Recently, the research group of Haiming Zhu from our department has employed spin-resolved ultrafast spectroscopy technology and leveraged the intrinsic spin degree of freedom to achieve, for the first time, the direct observation of the entire process of hot charge-transfer exciton formation and cooling at low-dimensional interfaces. Taking the WSe₂/MoS₂ heterojunction as the model system, the research team innovatively used circularly polarized light to realize the selective excitation of specific spin excitons in the WSe₂ layer, and accurately captured the dynamic changes in the energy and spin states of electrons after their injection into the MoS₂ layer via real-time tracking technology. In the experiments, a typical two-phase (hot and cold) charge transfer process was discovered for the first time at low-dimensional interfaces: the initial stage involves an ultrafast (≈0.1 picosecond) spin-conserved electron injection, where electrons form weakly bound delocalized hot charge-separated excitons containing hot electrons in the acceptor phase; subsequently, the hot electrons undergo slow cooling within the layer over hundreds of femtoseconds to reach the band edge, ultimately forming stable tightly bound interlayer excitons.
Since the hot electron relaxation process is significantly slower than the charge transfer process, electrons and holes in the hot state can maintain a transient loosely bound and delocalized state. This characteristic lays a crucial foundation for achieving long-range charge separation and high-efficiency photoelectric conversion.

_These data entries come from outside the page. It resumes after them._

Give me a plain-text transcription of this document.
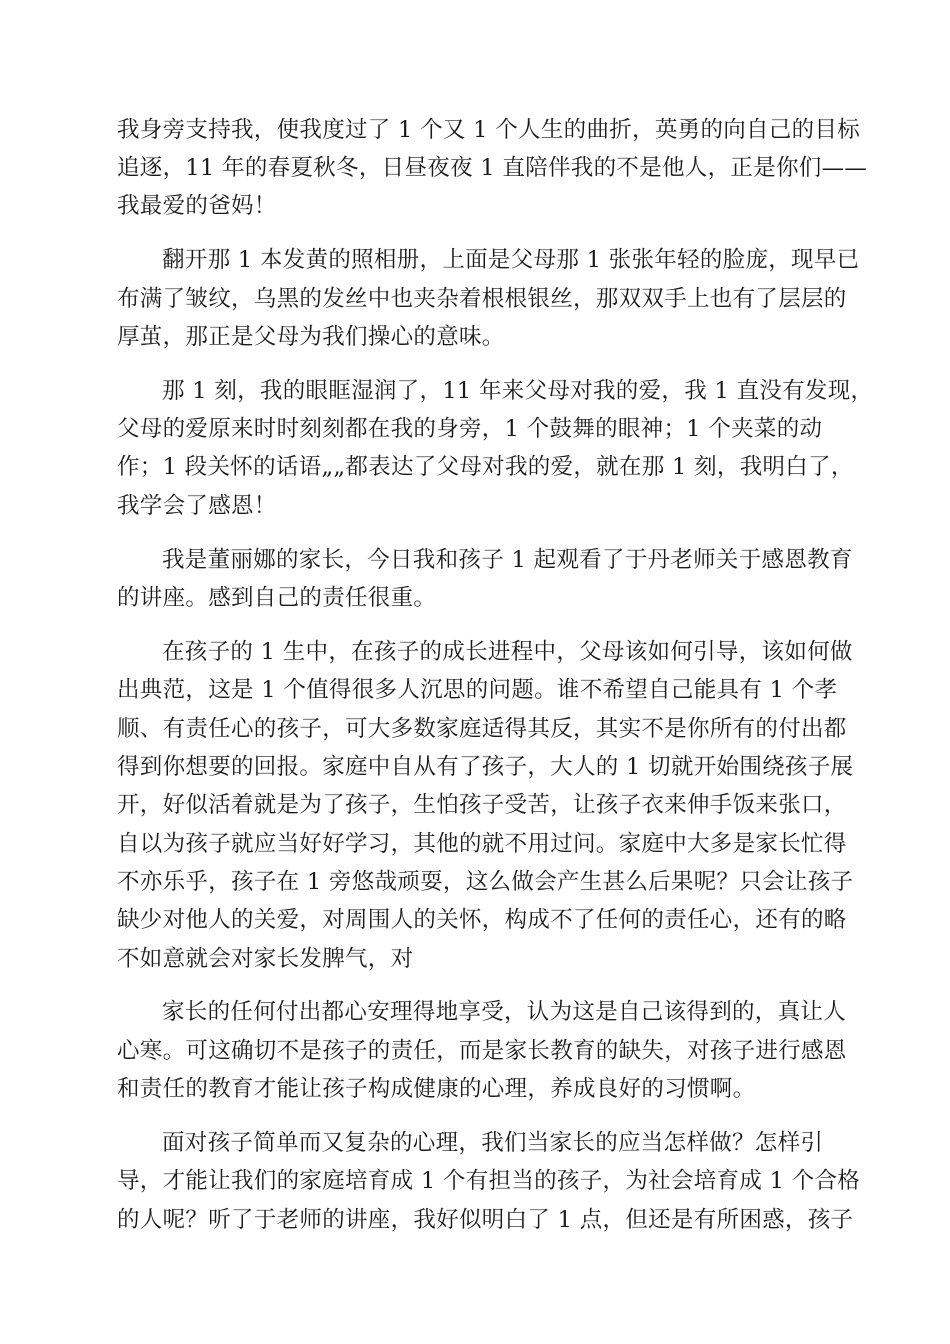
我身旁支持我，使我度过了 1 个又 1 个人生的曲折，英勇的向自己的目标
追逐，11 年的春夏秋冬，日昼夜夜 1 直陪伴我的不是他人，正是你们——
我最爱的爸妈！
翻开那 1 本发黄的照相册，上面是父母那 1 张张年轻的脸庞，现早已
布满了皱纹，乌黑的发丝中也夹杂着根根银丝，那双双手上也有了层层的
厚茧，那正是父母为我们操心的意味。
那 1 刻，我的眼眶湿润了，11 年来父母对我的爱，我 1 直没有发现，
父母的爱原来时时刻刻都在我的身旁，1 个鼓舞的眼神；1 个夹菜的动
作；1 段关怀的话语„„都表达了父母对我的爱，就在那 1 刻，我明白了，
我学会了感恩！
我是董丽娜的家长，今日我和孩子 1 起观看了于丹老师关于感恩教育
的讲座。感到自己的责任很重。
在孩子的 1 生中，在孩子的成长进程中，父母该如何引导，该如何做
出典范，这是 1 个值得很多人沉思的问题。谁不希望自己能具有 1 个孝
顺、有责任心的孩子，可大多数家庭适得其反，其实不是你所有的付出都
得到你想要的回报。家庭中自从有了孩子，大人的 1 切就开始围绕孩子展
开，好似活着就是为了孩子，生怕孩子受苦，让孩子衣来伸手饭来张口，
自以为孩子就应当好好学习，其他的就不用过问。家庭中大多是家长忙得
不亦乐乎，孩子在 1 旁悠哉顽耍，这么做会产生甚么后果呢？只会让孩子
缺少对他人的关爱，对周围人的关怀，构成不了任何的责任心，还有的略
不如意就会对家长发脾气，对
家长的任何付出都心安理得地享受，认为这是自己该得到的，真让人
心寒。可这确切不是孩子的责任，而是家长教育的缺失，对孩子进行感恩
和责任的教育才能让孩子构成健康的心理，养成良好的习惯啊。
面对孩子简单而又复杂的心理，我们当家长的应当怎样做？怎样引
导，才能让我们的家庭培育成 1 个有担当的孩子，为社会培育成 1 个合格
的人呢？听了于老师的讲座，我好似明白了 1 点，但还是有所困惑，孩子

To further verify this rule, the research team conducted spin-resolved ultrafast spectroscopy measurements on a three-layer heterojunction. The experimental results directly confirmed that hot electrons can achieve ultrafast long-range charge separation across the intermediate layer through a spin-conserved pathway, providing strong support for the conclusions of this study.

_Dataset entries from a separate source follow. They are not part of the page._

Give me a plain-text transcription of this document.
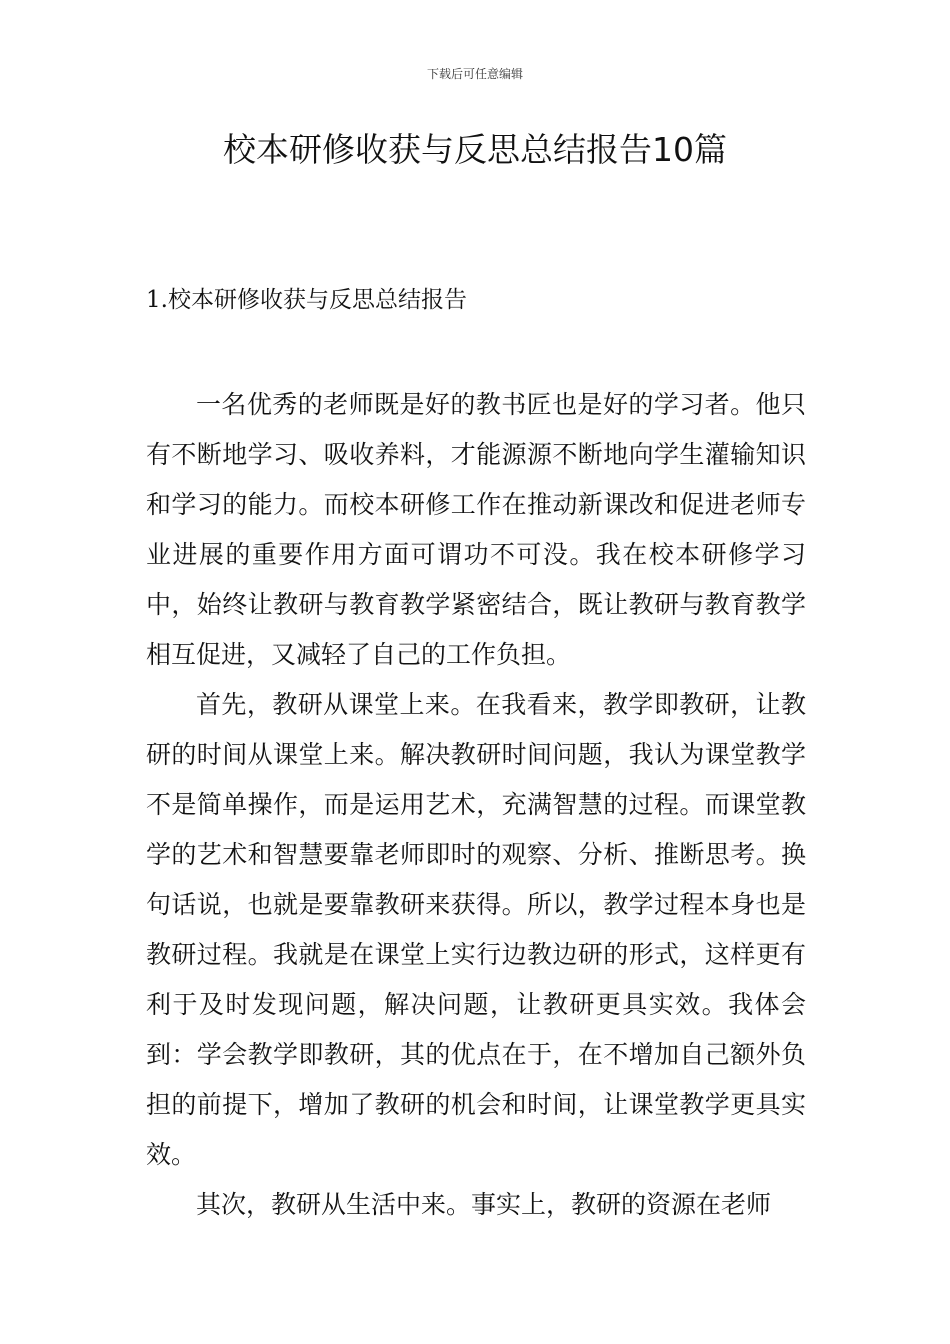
下载后可任意编辑
校本研修收获与反思总结报告10篇
1.校本研修收获与反思总结报告

一名优秀的老师既是好的教书匠也是好的学习者。他只有不断地学习、吸收养料，才能源源不断地向学生灌输知识和学习的能力。而校本研修工作在推动新课改和促进老师专业进展的重要作用方面可谓功不可没。我在校本研修学习中，始终让教研与教育教学紧密结合，既让教研与教育教学相互促进，又减轻了自己的工作负担。

首先，教研从课堂上来。在我看来，教学即教研，让教研的时间从课堂上来。解决教研时间问题，我认为课堂教学不是简单操作，而是运用艺术，充满智慧的过程。而课堂教学的艺术和智慧要靠老师即时的观察、分析、推断思考。换句话说，也就是要靠教研来获得。所以，教学过程本身也是教研过程。我就是在课堂上实行边教边研的形式，这样更有利于及时发现问题，解决问题，让教研更具实效。我体会到：学会教学即教研，其的优点在于，在不增加自己额外负担的前提下，增加了教研的机会和时间，让课堂教学更具实效。

其次，教研从生活中来。事实上，教研的资源在老师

This work establishes a unified physical picture for understanding charge and spin transfer as well as charge separation at low-dimensional interfaces, and offers new insights for the design of high-performance optoelectronic devices and photocatalysts.
The corresponding author of this paper is Researcher Haiming Zhu from Zhejiang University, and the first author is Cheng Sun, a PhD candidate in the Department of Chemistry, Zhejiang University. The research findings were published in Journal of the American Chemical Society (2026, 148, 6, 6511–6519), and were supported by the National Natural Science Foundation of China, the Natural Science Foundation of Zhejiang Province, and other projects.
Spin-Conserved Hot Charge Transfer Exciton Formation and Cooling at the Two-Dimensional Semiconductor Interface
Cheng Sun, Yangyi Shi, Hongzhi Zhou, Xiangyu Shen, and Haiming Zhu*
https://pubs.acs.org/doi/10.1021/jacs.5c20527